DUBLIN (Reuters) - Irish Prime Minister Brian Cowen has said he is confident his government will win a confidence vote on Tuesday, his second in just over a year.
The vote was called by his deputy in response to a call for a no-confidence motion made by the opposition Fine Gael party, following the publication of two reports that criticised government policies in the run-up to Ireland’s banking crisis.
“The government is united in pursuing policies that are necessary to establish recovery as quickly as possible and we’ll take the opportunity to set out the decisions we have been taking, the basis for those decisions and our plans for the future,” Cowen was quoted as saying in daily The Irish Times.
“We welcome that opportunity and I believe there will be support in the house for the confidence motion in the government.”

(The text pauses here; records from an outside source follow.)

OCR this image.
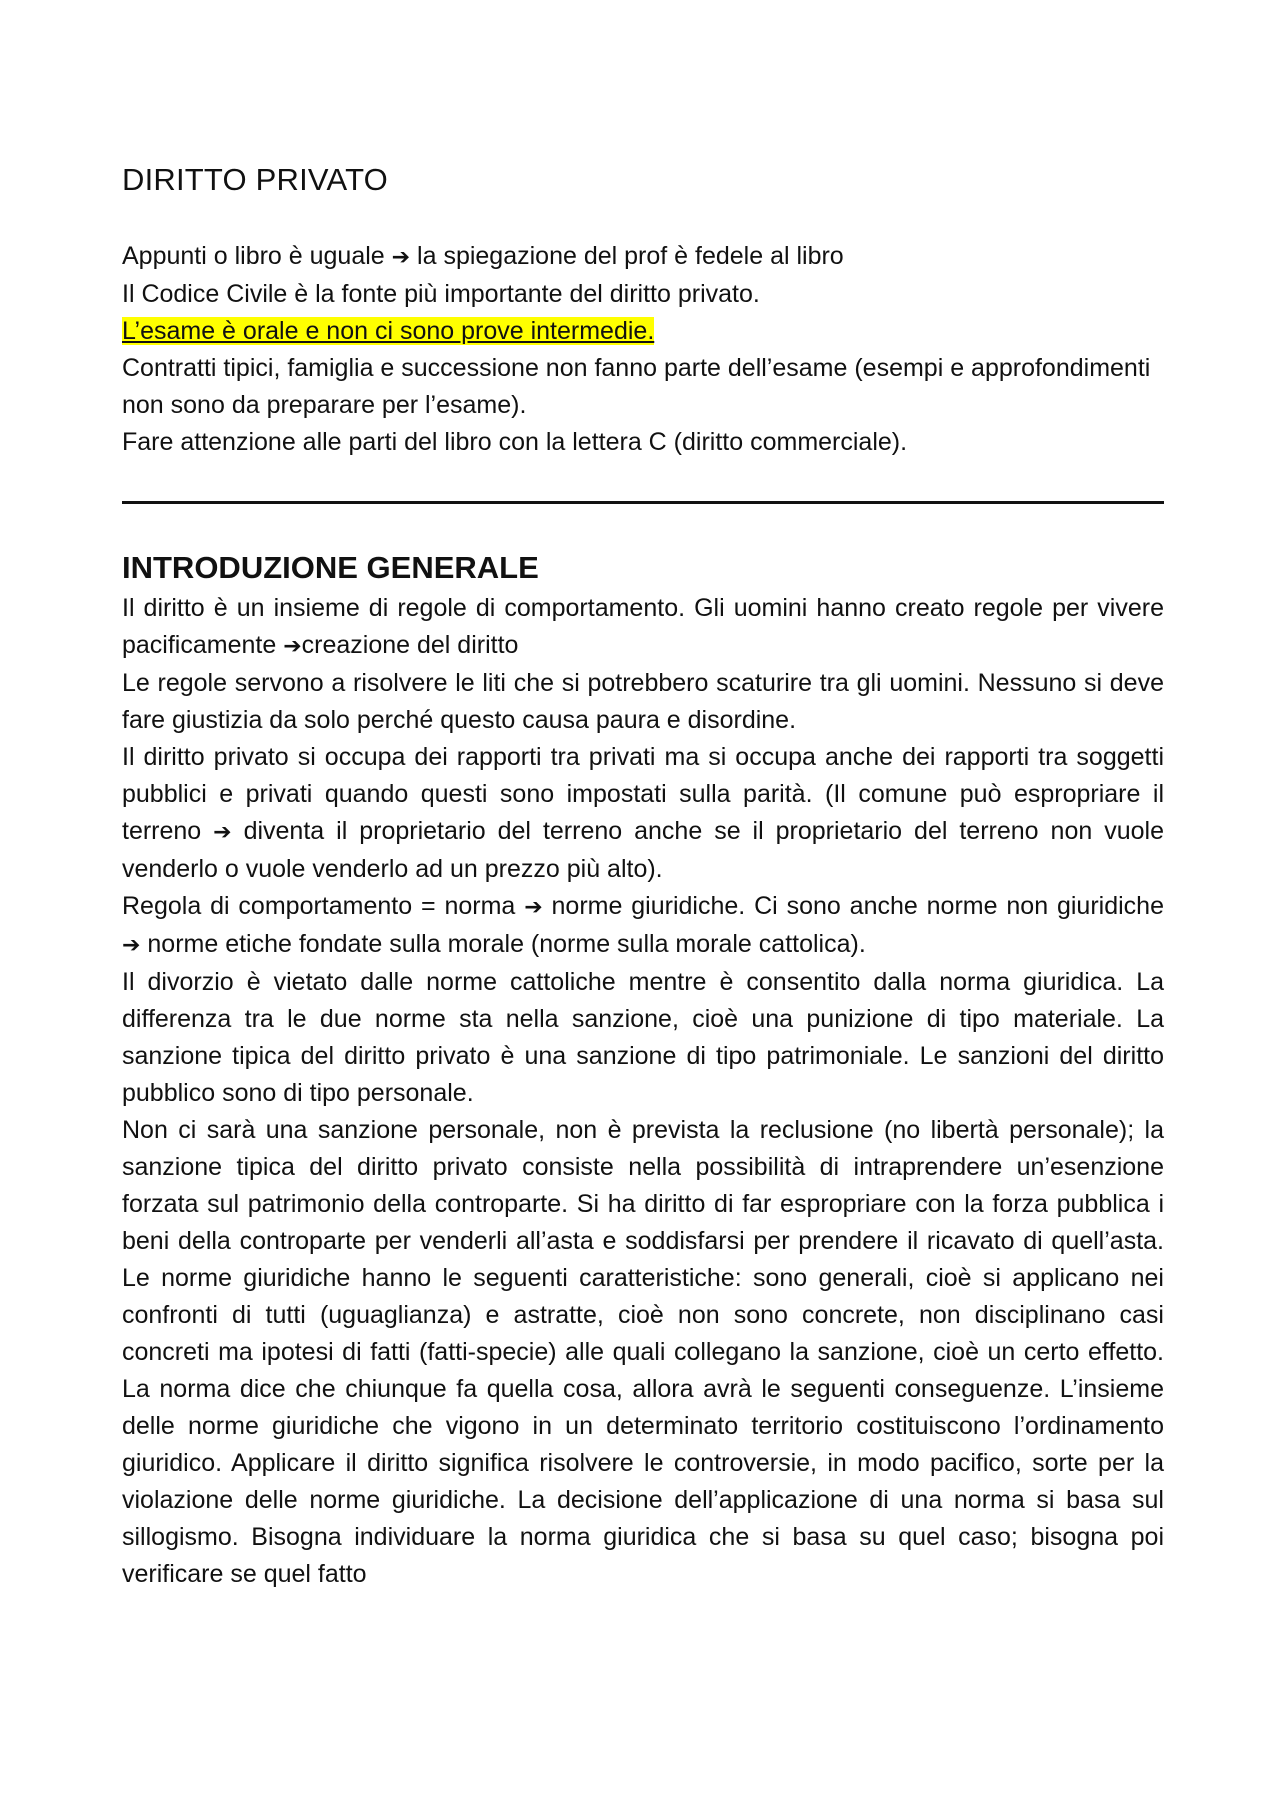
DIRITTO PRIVATO

Appunti o libro è uguale ➔ la spiegazione del prof è fedele al libro

Il Codice Civile è la fonte più importante del diritto privato.

L’esame è orale e non ci sono prove intermedie.

Contratti tipici, famiglia e successione non fanno parte dell’esame (esempi e approfondimenti non sono da preparare per l’esame).

Fare attenzione alle parti del libro con la lettera C (diritto commerciale).

INTRODUZIONE GENERALE

Il diritto è un insieme di regole di comportamento. Gli uomini hanno creato regole per vivere pacificamente ➔creazione del diritto

Le regole servono a risolvere le liti che si potrebbero scaturire tra gli uomini. Nessuno si deve fare giustizia da solo perché questo causa paura e disordine.

Il diritto privato si occupa dei rapporti tra privati ma si occupa anche dei rapporti tra soggetti pubblici e privati quando questi sono impostati sulla parità. (Il comune può espropriare il terreno ➔ diventa il proprietario del terreno anche se il proprietario del terreno non vuole venderlo o vuole venderlo ad un prezzo più alto).

Regola di comportamento = norma ➔ norme giuridiche. Ci sono anche norme non giuridiche ➔ norme etiche fondate sulla morale (norme sulla morale cattolica).

Il divorzio è vietato dalle norme cattoliche mentre è consentito dalla norma giuridica. La differenza tra le due norme sta nella sanzione, cioè una punizione di tipo materiale. La sanzione tipica del diritto privato è una sanzione di tipo patrimoniale. Le sanzioni del diritto pubblico sono di tipo personale.

Non ci sarà una sanzione personale, non è prevista la reclusione (no libertà personale); la sanzione tipica del diritto privato consiste nella possibilità di intraprendere un’esenzione forzata sul patrimonio della controparte. Si ha diritto di far espropriare con la forza pubblica i beni della controparte per venderli all’asta e soddisfarsi per prendere il ricavato di quell’asta. Le norme giuridiche hanno le seguenti caratteristiche: sono generali, cioè si applicano nei confronti di tutti (uguaglianza) e astratte, cioè non sono concrete, non disciplinano casi concreti ma ipotesi di fatti (fatti-specie) alle quali collegano la sanzione, cioè un certo effetto. La norma dice che chiunque fa quella cosa, allora avrà le seguenti conseguenze. L’insieme delle norme giuridiche che vigono in un determinato territorio costituiscono l’ordinamento giuridico. Applicare il diritto significa risolvere le controversie, in modo pacifico, sorte per la violazione delle norme giuridiche. La decisione dell’applicazione di una norma si basa sul sillogismo. Bisogna individuare la norma giuridica che si basa su quel caso; bisogna poi verificare se quel fatto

Parliament will meet at 1330 GMT to debate the motion.
Cowen, who was previously finance minister, is expected to survive the vote since his Fianna Fail’s governing coalition has a narrow majority in parliament and has managed to pass measures, such as the 2010 budget, analysts say.
He won a vote of confidence in 2009 after Fianna Fail suffered heavy losses in local, parliamentary and European elections.
While Ireland has been praised by investors for pushing through some of the earliest and sharpest fiscal reforms in western Europe, Fianna Fail has remained hugely unpopular throughout its deep recession.
In a twist, Fine Gael leader Enda Kenny, who had called for the no-confidence vote in Cowen, sacked his own deputy on Monday, after he informed him he would no longer support his leadership of Ireland’s traditional main opposition party.
Kenny said he would now submit to his party a motion of confidence in his own continued leadership.